あまり認識されていない、
韓国軍のベトナム戦争での虐殺。
ベトコン側と思われる村を焼き払い、村人を虐殺した事実があった。
被害者たちは筆者の取材には応じるが、少し諦めと、封印しなければならない。そんな気持ちを感じる事が出来ることが、逆に虐殺の悲惨さが余計に伝わって来ます。
前に読んだ本を思い出した。
「韓国人に不都合な半島の歴史/拳骨拓史」
十年ほど前、私は外国人留学生数人と歴史問題について議論をしたことがある。その際、韓国人留学生の一人が、従軍慰安婦問題などについて「日本の誠意がない」と、まくし立てる一幕があった。

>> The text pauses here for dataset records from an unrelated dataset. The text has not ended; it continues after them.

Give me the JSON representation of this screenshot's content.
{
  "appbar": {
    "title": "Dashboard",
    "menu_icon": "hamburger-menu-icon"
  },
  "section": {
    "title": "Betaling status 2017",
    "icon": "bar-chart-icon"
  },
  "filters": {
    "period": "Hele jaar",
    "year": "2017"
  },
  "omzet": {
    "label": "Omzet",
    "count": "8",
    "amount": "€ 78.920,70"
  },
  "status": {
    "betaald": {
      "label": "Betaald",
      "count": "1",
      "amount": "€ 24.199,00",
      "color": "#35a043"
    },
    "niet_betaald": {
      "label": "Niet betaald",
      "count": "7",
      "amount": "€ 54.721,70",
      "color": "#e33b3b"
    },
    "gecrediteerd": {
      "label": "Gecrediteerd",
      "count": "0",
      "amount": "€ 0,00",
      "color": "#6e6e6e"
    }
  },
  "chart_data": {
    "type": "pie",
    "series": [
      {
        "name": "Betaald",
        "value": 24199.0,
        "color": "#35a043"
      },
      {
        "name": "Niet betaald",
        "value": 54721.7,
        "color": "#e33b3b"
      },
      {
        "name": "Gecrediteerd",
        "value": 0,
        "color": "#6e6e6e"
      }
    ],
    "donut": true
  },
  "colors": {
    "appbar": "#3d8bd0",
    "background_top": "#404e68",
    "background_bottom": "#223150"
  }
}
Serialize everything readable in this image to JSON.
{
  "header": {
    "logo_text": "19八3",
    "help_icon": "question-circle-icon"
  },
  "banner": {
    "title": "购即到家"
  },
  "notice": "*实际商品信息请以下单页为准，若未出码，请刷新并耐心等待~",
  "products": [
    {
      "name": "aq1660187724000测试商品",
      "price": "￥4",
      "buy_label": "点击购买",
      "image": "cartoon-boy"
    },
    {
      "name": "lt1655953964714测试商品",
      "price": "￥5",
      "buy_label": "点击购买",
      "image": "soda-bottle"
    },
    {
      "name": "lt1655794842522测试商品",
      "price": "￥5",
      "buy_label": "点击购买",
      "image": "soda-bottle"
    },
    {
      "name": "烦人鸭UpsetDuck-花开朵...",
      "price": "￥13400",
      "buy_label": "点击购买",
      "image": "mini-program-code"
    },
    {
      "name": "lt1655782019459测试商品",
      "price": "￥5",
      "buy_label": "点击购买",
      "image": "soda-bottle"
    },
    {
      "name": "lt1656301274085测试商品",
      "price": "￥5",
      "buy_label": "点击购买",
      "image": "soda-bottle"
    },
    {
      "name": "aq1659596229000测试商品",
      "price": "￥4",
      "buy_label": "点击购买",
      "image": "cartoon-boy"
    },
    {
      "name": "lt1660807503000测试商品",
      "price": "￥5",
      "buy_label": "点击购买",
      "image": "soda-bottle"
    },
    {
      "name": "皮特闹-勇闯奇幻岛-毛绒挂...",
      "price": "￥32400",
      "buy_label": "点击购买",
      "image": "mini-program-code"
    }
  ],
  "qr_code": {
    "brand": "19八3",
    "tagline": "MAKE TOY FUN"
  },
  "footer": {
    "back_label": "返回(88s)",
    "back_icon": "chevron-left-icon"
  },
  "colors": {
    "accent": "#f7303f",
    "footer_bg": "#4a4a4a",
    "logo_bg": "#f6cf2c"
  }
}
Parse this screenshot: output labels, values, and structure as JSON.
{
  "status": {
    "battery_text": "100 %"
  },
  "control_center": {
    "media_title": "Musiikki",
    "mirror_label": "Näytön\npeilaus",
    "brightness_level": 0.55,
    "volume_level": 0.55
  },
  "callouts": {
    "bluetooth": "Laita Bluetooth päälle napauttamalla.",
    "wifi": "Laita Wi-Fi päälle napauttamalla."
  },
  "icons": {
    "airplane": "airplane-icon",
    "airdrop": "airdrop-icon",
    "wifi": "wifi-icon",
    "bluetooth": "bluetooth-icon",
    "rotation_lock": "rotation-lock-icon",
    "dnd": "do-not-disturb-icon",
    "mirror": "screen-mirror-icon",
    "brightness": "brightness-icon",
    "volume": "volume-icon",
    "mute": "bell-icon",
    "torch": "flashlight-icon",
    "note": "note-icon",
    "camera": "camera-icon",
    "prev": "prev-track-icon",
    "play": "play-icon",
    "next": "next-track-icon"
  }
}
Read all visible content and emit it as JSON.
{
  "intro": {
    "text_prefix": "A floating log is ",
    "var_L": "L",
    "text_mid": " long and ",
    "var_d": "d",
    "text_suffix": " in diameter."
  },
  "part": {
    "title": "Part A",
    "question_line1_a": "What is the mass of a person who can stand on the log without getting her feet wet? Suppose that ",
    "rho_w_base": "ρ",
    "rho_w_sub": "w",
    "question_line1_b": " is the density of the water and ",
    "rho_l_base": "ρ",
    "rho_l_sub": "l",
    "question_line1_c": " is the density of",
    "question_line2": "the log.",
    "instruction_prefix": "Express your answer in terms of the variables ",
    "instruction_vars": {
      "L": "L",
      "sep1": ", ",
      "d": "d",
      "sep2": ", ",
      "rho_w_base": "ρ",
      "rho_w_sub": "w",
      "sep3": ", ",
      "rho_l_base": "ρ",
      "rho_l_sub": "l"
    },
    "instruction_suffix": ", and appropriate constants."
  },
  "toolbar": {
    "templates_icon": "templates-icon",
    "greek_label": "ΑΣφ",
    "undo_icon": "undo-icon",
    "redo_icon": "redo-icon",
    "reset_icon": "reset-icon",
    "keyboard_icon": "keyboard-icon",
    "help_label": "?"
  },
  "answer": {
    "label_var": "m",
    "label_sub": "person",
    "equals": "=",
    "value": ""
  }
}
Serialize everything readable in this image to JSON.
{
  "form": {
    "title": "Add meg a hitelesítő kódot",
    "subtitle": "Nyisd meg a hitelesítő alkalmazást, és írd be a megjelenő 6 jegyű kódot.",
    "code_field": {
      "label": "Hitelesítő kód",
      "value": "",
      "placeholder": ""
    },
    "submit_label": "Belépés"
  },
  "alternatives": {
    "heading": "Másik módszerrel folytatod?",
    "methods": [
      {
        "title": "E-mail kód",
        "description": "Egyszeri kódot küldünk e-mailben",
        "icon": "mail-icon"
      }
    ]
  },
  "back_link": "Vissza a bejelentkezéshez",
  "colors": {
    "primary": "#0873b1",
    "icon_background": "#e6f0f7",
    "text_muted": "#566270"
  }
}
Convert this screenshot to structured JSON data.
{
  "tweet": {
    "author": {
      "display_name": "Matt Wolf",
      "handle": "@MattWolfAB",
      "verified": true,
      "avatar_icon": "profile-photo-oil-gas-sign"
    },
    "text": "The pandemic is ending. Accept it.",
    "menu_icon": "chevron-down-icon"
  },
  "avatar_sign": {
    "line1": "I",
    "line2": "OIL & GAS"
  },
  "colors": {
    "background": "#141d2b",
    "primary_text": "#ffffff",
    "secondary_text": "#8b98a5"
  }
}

するとそれを聞いていたベトナム人留学生が笑い出し、次のように話しはじめた。
「君たちは日本に対して謝罪が足りないと言うが、どの口がそんなことを言うのですか。ベトナム戦争のとき、韓国軍が私たちベトナム人に何をしたか知っていますか?何万人もの人々を虐殺し、挙句に多くのベトナム女性を強姦したではないですか。現在、ベトナムには韓国人によって強姦された私生児が一万人以上いるのが、その証拠でしょう。しかし私たちベトナム人は、君たち韓国人に謝罪と賠償を求めたりはしません。なぜだかわかりますか?」
「……いや」
「それはね、そのようなことを行わないことが、〝国際社会の常識である〟と私たちは知っているからですよ。誇り高いベトナム人は、そのようなことはしないのです」
このベトナム人留学生の一言に、一座は水を打ったように静まりかえった。
著者がベトナムや韓国で地道な取材をし書かれた本書。
取材は13年にも及び、ベトナムに16回。韓国に10回。
30人のベトナム人被害者。
20人の韓国軍兵士から話を聞いています。
韓国では今、ベトナム戦争時の韓国軍による「ベトナム人虐殺事件」を解明しようとする動きがあるという。
しかしこの事件について報じた韓国メディアは、韓国軍の退役軍人らに襲撃されるなど、長くタブーとされてきた問題らしい。
経済的に強く結びついた韓国・ベトナム両政府は、この問題に蓋をして、真実を闇に葬り去ろうとしてきた。
「ライダイハン」は軍人によるものかと思っていたが、実際は出稼ぎ労働者による被害が80%だという。
だったら、ちゃんと嫁として連れて帰れ。
そんな怒りもあったりと・・・
とても考えさせられる内容でありました。
戦争の描写は読みたくなくなるようなモノがたまにある。
本書でそんな描写がいくつかありました。
『婦女を輪姦し、乳房をナイフで切り取ったあと、女性器を銃剣でかき回して殺害』
『兵士が持つ銃剣に、輪投げのように乳児を投げて殺害』
『子供は死んだ母親のもとに這って行きお乳を吸った』
『戦車で遺体を踏み潰した』
悲惨な文章を目にすることで、いま、自分が如何に幸せなのか。再認識出来ることに、感謝しようと思います。